Ms Archer was the first government MP to agree to attend the march, and was "heartened" when others followed suit on the day. She stood with organisers and Labor leader Anthony Albanese during the event.
She made a speech to Parliament on Monday evening to reflect on the march, speeches and what needs to happen next.
"They want to see some movement on the dial of structural inequality, and, for that to happen, we need to listen," Ms Archer said.
"It's important to point out that, while our government has taken many positive steps, investing funds to address a variety of issues that fall under this banner of inequality, what we are talking about now and what we are talking about with these marches today is not about funding or about support as much as it is about driving cultural change.
"We have to have those difficult conversations, and the time to have them is now. We need to lean in."
She ended her speech with a message to her three daughters, as well as all women and girls of Australia.
"I say this: stand up, make your voice heard and keep fighting for change. And to everyone else I say: if you want to see change, let her speak and listen to her voice," Ms Archer said.
Tasmanian Liberal senator Claire Chandler also attended, and said she wanted to "support women who feel their voices aren't being heard".

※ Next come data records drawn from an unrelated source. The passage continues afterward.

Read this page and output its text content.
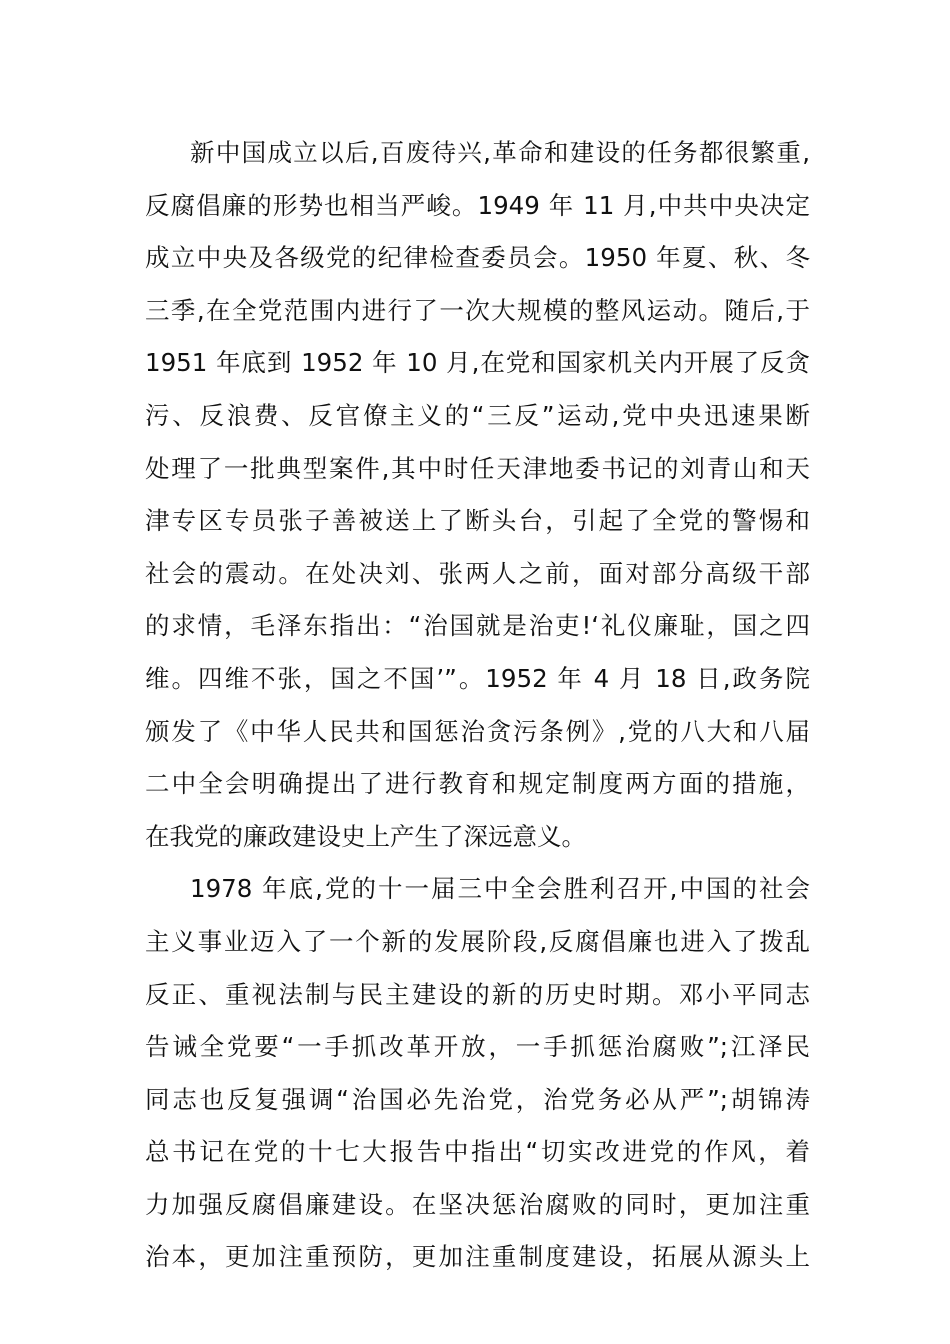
新中国成立以后,百废待兴,革命和建设的任务都很繁重,
反腐倡廉的形势也相当严峻。1949 年 11 月,中共中央决定
成立中央及各级党的纪律检查委员会。1950 年夏、秋、冬
三季,在全党范围内进行了一次大规模的整风运动。随后,于
1951 年底到 1952 年 10 月,在党和国家机关内开展了反贪
污、反浪费、反官僚主义的“三反”运动,党中央迅速果断
处理了一批典型案件,其中时任天津地委书记的刘青山和天
津专区专员张子善被送上了断头台，引起了全党的警惕和
社会的震动。在处决刘、张两人之前，面对部分高级干部
的求情，毛泽东指出：“治国就是治吏!‘礼仪廉耻，国之四
维。四维不张，国之不国’”。1952 年 4 月 18 日,政务院
颁发了《中华人民共和国惩治贪污条例》,党的八大和八届
二中全会明确提出了进行教育和规定制度两方面的措施，
在我党的廉政建设史上产生了深远意义。
1978 年底,党的十一届三中全会胜利召开,中国的社会
主义事业迈入了一个新的发展阶段,反腐倡廉也进入了拨乱
反正、重视法制与民主建设的新的历史时期。邓小平同志
告诫全党要“一手抓改革开放，一手抓惩治腐败”;江泽民
同志也反复强调“治国必先治党，治党务必从严”;胡锦涛
总书记在党的十七大报告中指出“切实改进党的作风，着
力加强反腐倡廉建设。在坚决惩治腐败的同时，更加注重
治本，更加注重预防，更加注重制度建设，拓展从源头上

Prime Minister Scott Morrison drew criticism after he told Parliament that peaceful protests "are being met with bullets" in other countries, but Ms Archer did not respond when asked whether she had concerns about his response to the march.
Tasmanian Labor MPs attended the march, including Helen Polley, who was highly critical of Mr Morrison's comments.
She said the prime minister had to show greater leadership.
IN OTHER NEWS:
"Yesterday was an important moment. We can't fix a problem we don't discuss and this Morrison Government seems completely tone deaf by not acknowledging there is a problem," senator Polley said.
"Yesterday, the prime minister made a conscious decision to ignore their concerns.
"All Australians deserve is leadership and the prime minister has been failing this test for some time."